Friday: Help raise money for refugees while seeing music legends at the Lisner Auditorium at George Washington University, where Emmylou Harris, The Milk Carton Kids, and Robert Plant play a benefit concert in support of Jesuit Relief Services. 8 p.m. at 730 21st St. NW. $55–$85.

Friday: Norfolk, Virginia-born rock band Major and the Monbacks takes the stage at the Black Cat with Kansas Bible Company, a Tennessee-based psych rock ensemble. 8 p.m. at 1811 14th St. NW. $15

Saturday: In 1952, a 7-year-old girl from Atlanta, Georgia won Ted Mack’s The Original Amateur Hour, a televised singing contest. Sixty-four years later, Gladys Knight is all grown up and still singing. From 1961’s “Every Beat of My Heart” with the Pips to 2014’s solo gospel album Where My Heart Belongs, Knight’s inimitable voice has graced our turntables, cassette decks, CD players, and iPods. Her lifetime of musical experience, which includes seven Grammy awards and 11 Billboard No. 1 R&B singles, remains present in her recent tours. Read more >>> Gladys Knight performs at 8 p.m. at the Warner Theatre, 513 13th St. NW. $62–$82. (202) 783-4000. warnertheatredc.com. (Noa Rosinplotz)

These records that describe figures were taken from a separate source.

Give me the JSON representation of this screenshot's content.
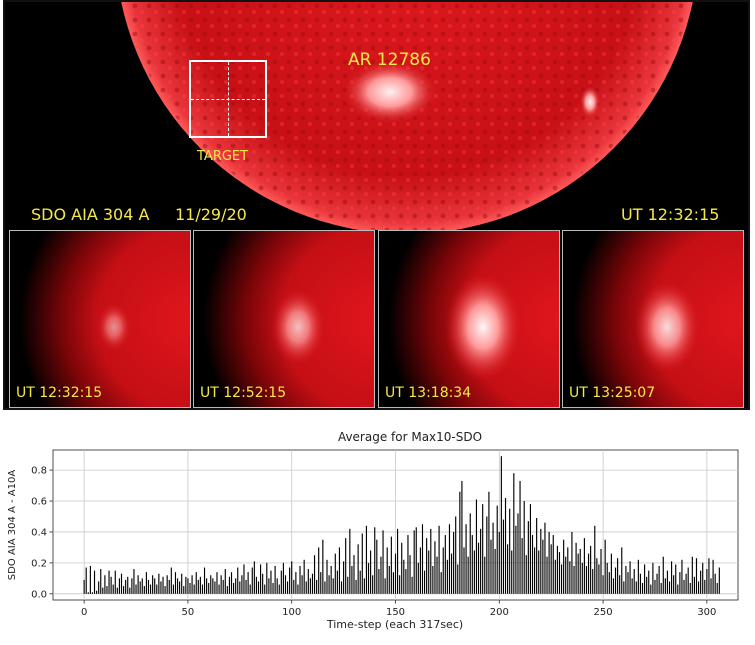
{
  "solar": {
    "active_region": "AR 12786",
    "target_label": "TARGET",
    "instrument": "SDO AIA 304 A",
    "date": "11/29/20",
    "time": "UT 12:32:15",
    "colors": {
      "sun": "#d8141a",
      "text": "#f5e94a",
      "background": "#000000"
    }
  },
  "thumbnails": [
    {
      "label": "UT 12:32:15",
      "flare": 0.25
    },
    {
      "label": "UT 12:52:15",
      "flare": 0.6
    },
    {
      "label": "UT 13:18:34",
      "flare": 1.0
    },
    {
      "label": "UT 13:25:07",
      "flare": 0.8
    }
  ],
  "chart_data": {
    "type": "bar",
    "title": "Average for Max10-SDO",
    "xlabel": "Time-step (each 317sec)",
    "ylabel": "SDO AIA 304 A - A10A",
    "xlim": [
      -15,
      315
    ],
    "ylim": [
      -0.04,
      0.93
    ],
    "xticks": [
      0,
      50,
      100,
      150,
      200,
      250,
      300
    ],
    "yticks": [
      0.0,
      0.2,
      0.4,
      0.6,
      0.8
    ],
    "grid": true,
    "bar_color": "#000000",
    "x_start": 0,
    "values": [
      0.09,
      0.17,
      0.01,
      0.18,
      0.01,
      0.15,
      0.02,
      0.08,
      0.16,
      0.04,
      0.12,
      0.05,
      0.15,
      0.11,
      0.06,
      0.15,
      0.04,
      0.1,
      0.13,
      0.05,
      0.09,
      0.11,
      0.04,
      0.1,
      0.16,
      0.06,
      0.12,
      0.08,
      0.1,
      0.05,
      0.14,
      0.09,
      0.06,
      0.12,
      0.1,
      0.06,
      0.13,
      0.08,
      0.11,
      0.05,
      0.12,
      0.09,
      0.17,
      0.06,
      0.14,
      0.1,
      0.08,
      0.13,
      0.05,
      0.11,
      0.1,
      0.07,
      0.12,
      0.06,
      0.14,
      0.09,
      0.11,
      0.06,
      0.17,
      0.1,
      0.07,
      0.12,
      0.1,
      0.08,
      0.14,
      0.06,
      0.12,
      0.09,
      0.16,
      0.05,
      0.11,
      0.14,
      0.07,
      0.1,
      0.17,
      0.08,
      0.12,
      0.19,
      0.09,
      0.14,
      0.06,
      0.17,
      0.21,
      0.11,
      0.08,
      0.19,
      0.13,
      0.06,
      0.2,
      0.1,
      0.15,
      0.07,
      0.18,
      0.1,
      0.06,
      0.15,
      0.2,
      0.12,
      0.08,
      0.17,
      0.21,
      0.09,
      0.14,
      0.06,
      0.18,
      0.12,
      0.22,
      0.08,
      0.16,
      0.1,
      0.13,
      0.25,
      0.09,
      0.3,
      0.14,
      0.35,
      0.08,
      0.22,
      0.12,
      0.18,
      0.1,
      0.26,
      0.15,
      0.3,
      0.08,
      0.21,
      0.36,
      0.11,
      0.42,
      0.18,
      0.25,
      0.09,
      0.32,
      0.15,
      0.39,
      0.1,
      0.44,
      0.2,
      0.28,
      0.12,
      0.43,
      0.35,
      0.16,
      0.24,
      0.41,
      0.1,
      0.3,
      0.18,
      0.37,
      0.14,
      0.26,
      0.42,
      0.12,
      0.33,
      0.22,
      0.16,
      0.38,
      0.25,
      0.11,
      0.41,
      0.43,
      0.2,
      0.3,
      0.45,
      0.15,
      0.36,
      0.28,
      0.42,
      0.18,
      0.34,
      0.24,
      0.44,
      0.14,
      0.3,
      0.38,
      0.22,
      0.45,
      0.26,
      0.4,
      0.5,
      0.19,
      0.66,
      0.73,
      0.3,
      0.45,
      0.24,
      0.52,
      0.38,
      0.28,
      0.61,
      0.33,
      0.42,
      0.58,
      0.24,
      0.5,
      0.66,
      0.35,
      0.46,
      0.29,
      0.57,
      0.4,
      0.89,
      0.48,
      0.62,
      0.32,
      0.55,
      0.28,
      0.78,
      0.44,
      0.52,
      0.73,
      0.36,
      0.6,
      0.25,
      0.47,
      0.58,
      0.38,
      0.3,
      0.49,
      0.28,
      0.42,
      0.35,
      0.46,
      0.24,
      0.4,
      0.32,
      0.38,
      0.22,
      0.31,
      0.27,
      0.19,
      0.35,
      0.24,
      0.3,
      0.21,
      0.4,
      0.18,
      0.33,
      0.26,
      0.29,
      0.2,
      0.36,
      0.18,
      0.26,
      0.31,
      0.16,
      0.44,
      0.23,
      0.19,
      0.29,
      0.12,
      0.35,
      0.2,
      0.14,
      0.26,
      0.1,
      0.17,
      0.23,
      0.12,
      0.3,
      0.08,
      0.18,
      0.14,
      0.21,
      0.1,
      0.16,
      0.08,
      0.22,
      0.13,
      0.07,
      0.19,
      0.11,
      0.15,
      0.06,
      0.2,
      0.09,
      0.13,
      0.18,
      0.07,
      0.24,
      0.1,
      0.15,
      0.08,
      0.21,
      0.12,
      0.19,
      0.06,
      0.14,
      0.22,
      0.09,
      0.13,
      0.17,
      0.07,
      0.24,
      0.11,
      0.23,
      0.08,
      0.15,
      0.2,
      0.09,
      0.16,
      0.23,
      0.1,
      0.22,
      0.13,
      0.07,
      0.17
    ]
  }
}
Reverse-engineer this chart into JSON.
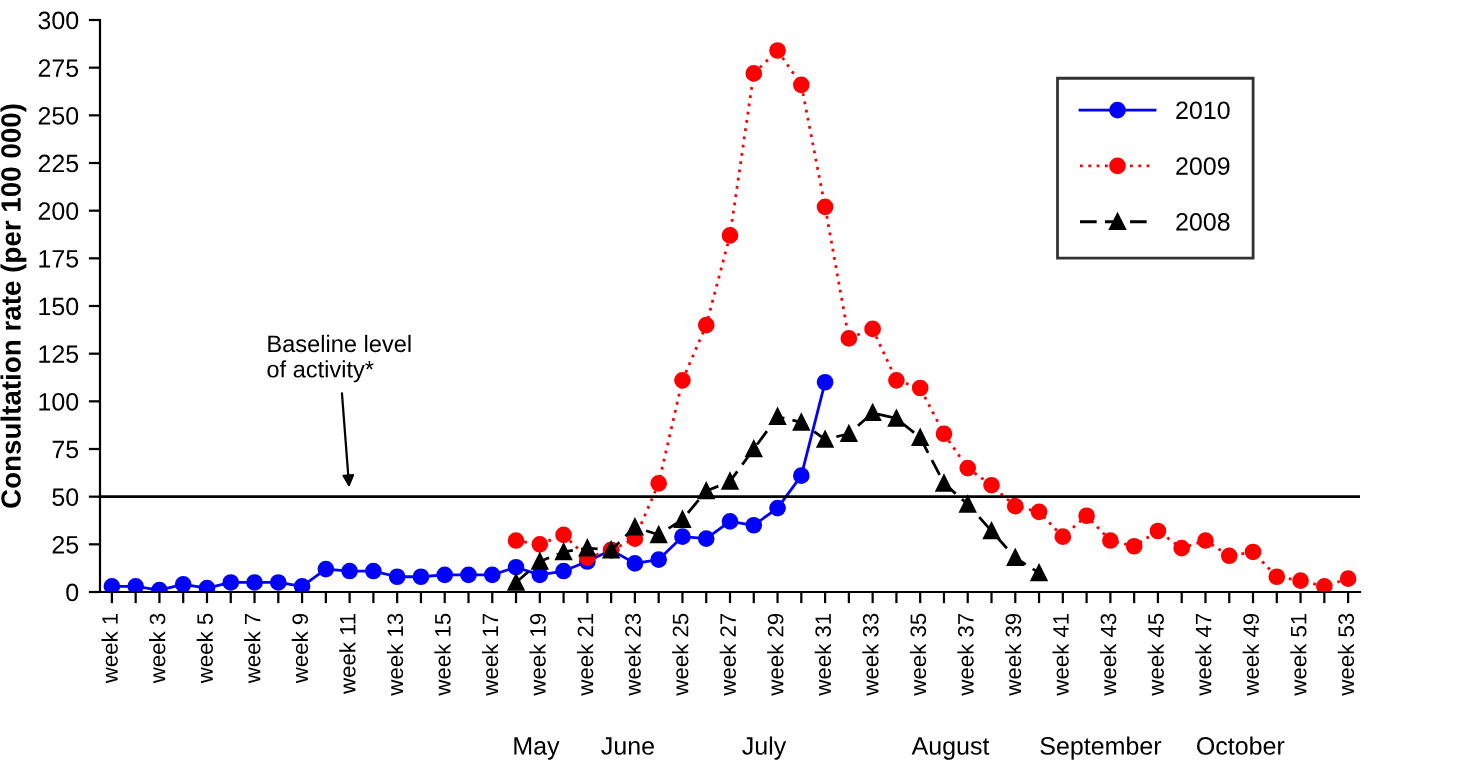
{
  "chart_data": {
    "type": "line",
    "ylabel": "Consultation rate (per 100 000)",
    "categories": [
      "week 1",
      null,
      "week 3",
      null,
      "week 5",
      null,
      "week 7",
      null,
      "week 9",
      null,
      "week 11",
      null,
      "week 13",
      null,
      "week 15",
      null,
      "week 17",
      null,
      "week 19",
      null,
      "week 21",
      null,
      "week 23",
      null,
      "week 25",
      null,
      "week 27",
      null,
      "week 29",
      null,
      "week 31",
      null,
      "week 33",
      null,
      "week 35",
      null,
      "week 37",
      null,
      "week 39",
      null,
      "week 41",
      null,
      "week 43",
      null,
      "week 45",
      null,
      "week 47",
      null,
      "week 49",
      null,
      "week 51",
      null,
      "week 53"
    ],
    "series": [
      {
        "name": "2010",
        "color": "#0000ff",
        "marker": "circle",
        "line_style": "solid",
        "values": [
          3,
          3,
          1,
          4,
          2,
          5,
          5,
          5,
          3,
          12,
          11,
          11,
          8,
          8,
          9,
          9,
          9,
          13,
          9,
          11,
          16,
          22,
          15,
          17,
          29,
          28,
          37,
          35,
          44,
          61,
          110,
          null,
          null,
          null,
          null,
          null,
          null,
          null,
          null,
          null,
          null,
          null,
          null,
          null,
          null,
          null,
          null,
          null,
          null,
          null,
          null,
          null,
          null
        ]
      },
      {
        "name": "2009",
        "color": "#ff0000",
        "marker": "circle",
        "line_style": "dotted",
        "values": [
          null,
          null,
          null,
          null,
          null,
          null,
          null,
          null,
          null,
          null,
          null,
          null,
          null,
          null,
          null,
          null,
          null,
          27,
          25,
          30,
          18,
          22,
          28,
          57,
          111,
          140,
          187,
          272,
          284,
          266,
          202,
          133,
          138,
          111,
          107,
          83,
          65,
          56,
          45,
          42,
          29,
          40,
          27,
          24,
          32,
          23,
          27,
          19,
          21,
          8,
          6,
          3,
          7
        ]
      },
      {
        "name": "2008",
        "color": "#000000",
        "marker": "triangle",
        "line_style": "dashed",
        "values": [
          null,
          null,
          null,
          null,
          null,
          null,
          null,
          null,
          null,
          null,
          null,
          null,
          null,
          null,
          null,
          null,
          null,
          5,
          16,
          21,
          23,
          22,
          34,
          30,
          38,
          53,
          58,
          75,
          92,
          89,
          80,
          83,
          94,
          91,
          81,
          57,
          46,
          32,
          18,
          10,
          null,
          null,
          null,
          null,
          null,
          null,
          null,
          null,
          null,
          null,
          null,
          null,
          null
        ]
      }
    ],
    "ylim": [
      0,
      300
    ],
    "yticks": [
      0,
      25,
      50,
      75,
      100,
      125,
      150,
      175,
      200,
      225,
      250,
      275,
      300
    ],
    "ref_lines": [
      {
        "axis": "y",
        "value": 50,
        "label": "Baseline level\nof activity*",
        "color": "#000000"
      }
    ],
    "annotations": [
      "May",
      "June",
      "July",
      "August",
      "September",
      "October"
    ],
    "grid": false,
    "legend": "top right"
  }
}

Saturday: Two masters of the banjo, husband and wife Bela Fleck and Abigail Washburn, play an intimate show at Sixth & I Historic Synagogue. 8 p.m. at 600 I St. NW. $50.

Saturday: The Arthur M. Sackler Gallery opens its latest exhibition, The Art of the Qu’ran, a detailed new show featuring pieces from Istanbul’s Museum of Turkish and Islamic Arts. 10 a.m. at 1050 Independence Ave. SW. Free

Sunday: As the Washington Ballet reinvents itself, the Kennedy Center’s steely ensemble of resident ballerinas is quietly putting together a weekend of bright and bold classics. The Suzanne Farrell Ballet returns to the Eisenhower Theater in its tenth year under the direction of the beloved New York City Ballet principal dancer who inspired George Balanchine for years. This weekend, the group sticks to pieces by the master, starting with the colorful and jazzy “Danses Concertantes” set to music by Stravinsky and following with “Gounod Symphony,” a huge ballet that incorporates 30 dancers. Read more >>> The Suzanne Farrell Ballet performs Oct. 21 to 23 at the Kennedy Center Eisenhower Theater, 2700 F St. NW. $39–$99. (202) 467-4600. kennedy-center.org. (Caroline Jones)

Sunday: Chef Jeremiah Tower, one of the pioneers of contemporary California cuisine, discusses his latest book, a contemporary guide to etiquette called Table Manners: How to Behave in the Modern World and Why Bother, at Politics & Prose. 3 p.m. at 5015 Connecticut Ave. NW. Free.

Sunday: The National Gallery of Art screens O Cinema, Manoel de Oliveira e Eu, a new film about the Portuguese director presented in conjunction with the Locarno Film Festival. 4 p.m. at 4th Street and Pennsylvania Avenue NW. Free.